This year promises to be a better one for drivers looking to buy an electric vehicle, but given last year’s horrendously high prices, empty dealership lots and long wait times, that’s not saying much.
In 2023, car companies will be ramping up EV production to meet pent-up demand and hit regulatory targets. At the same time, competition is heating up as a big wave of new EVs hits the market this year. Both Ford and Tesla recently lowered prices on popular electric models.
EV trends for 2023, part two: More range, quicker charging and tougher competition for Tesla
But would-be buyers should temper any excitement. High interest rates will eat into the savings from any price cuts, and popular new EVs could still be in short supply.
“There’s going to be more choices and some more availability, but we don’t quite know how much more availability,” said Robert Karwel, senior manager for J.D. Power Canada’s automotive practice. Continued supply-chain problems and limited EV manufacturing capacity means demand for EVs could still outpace supply this year, he cautioned.
Tesla was the first brand to cut prices for its EVs recently, kicking off what was quickly labelled a price war. The company lowered prices by as much as 20 per cent on some models. At the time of writing, the rear-wheel drive Model 3 sedan is back down to its one-time 2021 price of $54,990, after a series of price increases last year that pushed it to more than $60,000.
Ford followed suit, cutting $7,000 or $8,000 off the price of certain Mustang Mach-E models, although the base price remains unchanged at $56,995, well above its 2021 price.
So far, however, that is the extent of the EV price war. Other brands may not follow Tesla’s lead. Volkswagen Group, which includes Audi and Porsche, has no plans to discount its EVs, the group’s chief executive officer Oliver Blume told a German newspaper.
J.D. Power’s Mr. Karwel likened the situation to the Canadian housing market. “Prices are falling, but they’re still really high,” he said. Over the past three to four years, EVs were getting more expensive, more quickly, on average, than fossil-fuel-powered vehicles, according to J.D. Power’s transaction data. Recent price cuts should at least slow that trend, Mr. Karwel added.
“Some of the spike we saw in battery raw-material prices last year has subsided,” said Sam Abuelsamid, principal analyst for e-mobility at consulting firm Guidehouse Insights. “We’re starting to see some pricing pressure from competition as well.”
That’ll be welcome news for anyone looking to buy an EV this year, but now shoppers will have to contend with higher interest rates – up to 9 or 10 per cent on car loans – that are adding thousands of dollars to the cost of financing a new car.
Related: Here’s how much rising interest rates are costing drivers – and it could get worse
This year, buyers shouldn’t have to wait quite as long to take delivery of their shiny new EVs as they did in 2022, but last year the situation was abysmal.
In March, 2022, 82 per cent of Canadian dealerships didn’t have any zero-emissions vehicles in stock, and of those dealerships, 38 per cent reported the wait time to order one would be six months or more, according to a report by clean-energy advisory firm Dunsky, conducted for Transport Canada.
With most electric and plug-in hybrid electric vehicle inventory concentrated in British Columbia and Quebec, and, to a lesser extent, Ontario, according to the Dunsky report, it could still be difficult to find an EV if you live outside of those provinces.

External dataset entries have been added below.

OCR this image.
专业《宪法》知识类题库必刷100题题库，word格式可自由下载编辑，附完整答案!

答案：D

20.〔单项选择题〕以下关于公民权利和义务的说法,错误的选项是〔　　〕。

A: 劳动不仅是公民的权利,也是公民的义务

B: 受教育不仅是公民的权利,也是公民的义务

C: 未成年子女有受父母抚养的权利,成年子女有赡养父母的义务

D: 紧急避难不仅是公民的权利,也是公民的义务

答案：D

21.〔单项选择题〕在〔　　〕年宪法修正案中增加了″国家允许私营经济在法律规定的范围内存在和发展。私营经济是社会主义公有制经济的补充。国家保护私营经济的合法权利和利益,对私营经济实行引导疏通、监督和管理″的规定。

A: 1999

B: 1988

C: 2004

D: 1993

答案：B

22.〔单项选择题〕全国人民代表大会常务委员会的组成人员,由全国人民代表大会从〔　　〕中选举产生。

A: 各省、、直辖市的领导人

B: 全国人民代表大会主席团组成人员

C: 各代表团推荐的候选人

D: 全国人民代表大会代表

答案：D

Manufacturers, however, are working quickly to ramp up supply. For example, Volkswagen’s Tennessee plant began churning out ID.4 electric SUVs last year. All 2023 ID.4s coming to Canada are U.S.-built, which is slowly helping to bring down wait times, company spokesperson Thomas Tetzlaff said. (Previously, Canadian ID.4s were built in Europe.) “The situation is looking way better than it was last fall, that’s for sure,” Mr. Tetzlaff added.
General Motors’ new battery plant in Ohio – the first of three new plants – came online last summer and began making battery cells that will eventually go into Chevrolet, Cadillac, GMC and Hummer vehicles.

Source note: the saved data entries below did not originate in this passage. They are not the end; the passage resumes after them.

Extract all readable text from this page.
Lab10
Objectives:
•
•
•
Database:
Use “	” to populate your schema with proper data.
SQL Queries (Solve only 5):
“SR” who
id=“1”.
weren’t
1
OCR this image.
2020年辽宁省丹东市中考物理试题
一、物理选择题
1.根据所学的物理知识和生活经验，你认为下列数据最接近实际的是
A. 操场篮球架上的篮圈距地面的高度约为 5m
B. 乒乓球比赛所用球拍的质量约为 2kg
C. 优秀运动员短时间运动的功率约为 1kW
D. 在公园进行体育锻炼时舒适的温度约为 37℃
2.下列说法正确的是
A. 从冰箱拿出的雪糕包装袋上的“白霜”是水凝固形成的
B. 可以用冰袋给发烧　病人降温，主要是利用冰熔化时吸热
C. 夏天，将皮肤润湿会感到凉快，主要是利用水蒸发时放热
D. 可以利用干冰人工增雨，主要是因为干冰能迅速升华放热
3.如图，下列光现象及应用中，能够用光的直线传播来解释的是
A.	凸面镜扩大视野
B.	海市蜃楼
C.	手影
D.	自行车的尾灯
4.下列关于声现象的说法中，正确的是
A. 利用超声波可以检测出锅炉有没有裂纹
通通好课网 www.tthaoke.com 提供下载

Ford announced it would double production for its Lightning pickup to 150,000 units annually in order to meet strong demand. The company is also ramping up production of its other popular EV. “For Mach-E, we’re targeting 130,000 units this year. Up from 78K in ‘22,” company chief executive officer Jim Farley tweeted in January.
If automakers can secure the raw materials needed to build all of these EV batteries, it will continue to get easier to find an EV on dealership lots this year, explained Guidehouse’s Sam Abuelsamid. “[Every manufacturer says] they’ve got contracts in place to supply those materials, but we’ll see,” he said.

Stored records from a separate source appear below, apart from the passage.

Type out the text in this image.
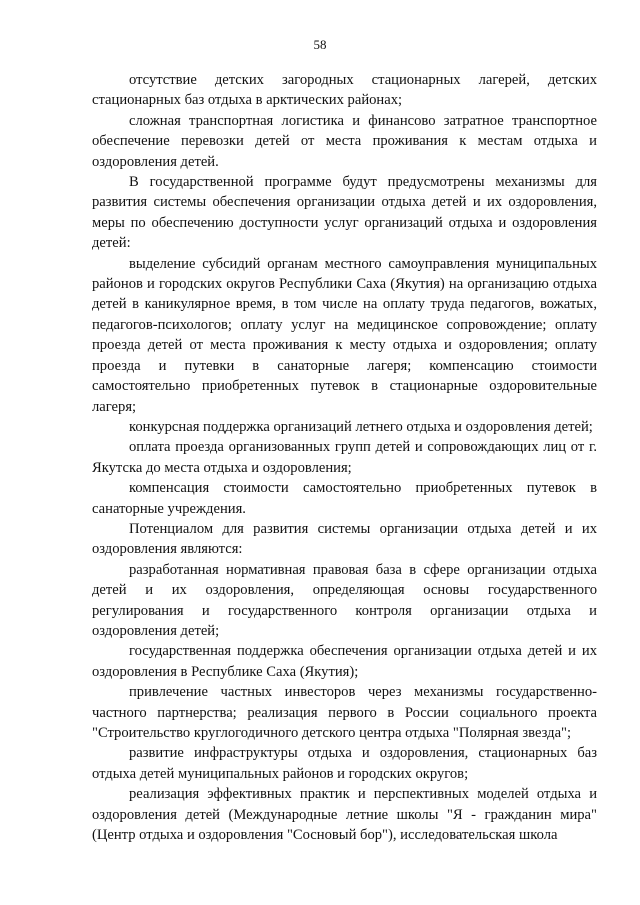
58

отсутствие детских загородных стационарных лагерей, детских стационарных баз отдыха в арктических районах;

сложная транспортная логистика и финансово затратное транспортное обеспечение перевозки детей от места проживания к местам отдыха и оздоровления детей.

В государственной программе будут предусмотрены механизмы для развития системы обеспечения организации отдыха детей и их оздоровления, меры по обеспечению доступности услуг организаций отдыха и оздоровления детей:

выделение субсидий органам местного самоуправления муниципальных районов и городских округов Республики Саха (Якутия) на организацию отдыха детей в каникулярное время, в том числе на оплату труда педагогов, вожатых, педагогов-психологов; оплату услуг на медицинское сопровождение; оплату проезда детей от места проживания к месту отдыха и оздоровления; оплату проезда и путевки в санаторные лагеря; компенсацию стоимости самостоятельно приобретенных путевок в стационарные оздоровительные лагеря;

конкурсная поддержка организаций летнего отдыха и оздоровления детей;

оплата проезда организованных групп детей и сопровождающих лиц от г. Якутска до места отдыха и оздоровления;

компенсация стоимости самостоятельно приобретенных путевок в санаторные учреждения.

Потенциалом для развития системы организации отдыха детей и их оздоровления являются:

разработанная нормативная правовая база в сфере организации отдыха детей и их оздоровления, определяющая основы государственного регулирования и государственного контроля организации отдыха и оздоровления детей;

государственная поддержка обеспечения организации отдыха детей и их оздоровления в Республике Саха (Якутия);

привлечение частных инвесторов через механизмы государственно-частного партнерства; реализация первого в России социального проекта "Строительство круглогодичного детского центра отдыха "Полярная звезда";

развитие инфраструктуры отдыха и оздоровления, стационарных баз отдыха детей муниципальных районов и городских округов;

реализация эффективных практик и перспективных моделей отдыха и оздоровления детей (Международные летние школы "Я - гражданин мира" (Центр отдыха и оздоровления "Сосновый бор"), исследовательская школа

Statistics Canada hasn’t released its EV sales data for 2022 yet, but J.D. Power’s Robert Karwel estimates that EVs – pure battery electric vehicles, or BEVs – accounted for roughly 8 per cent of all new vehicles sold in Canada last year, which would be a record. “We had great demand last year. We saw EVs grow at the fastest pace we’ve yet seen in Canada,” said Mr. Karwel. If automakers can deliver, he expects EVs will take an even larger slice of the market this year.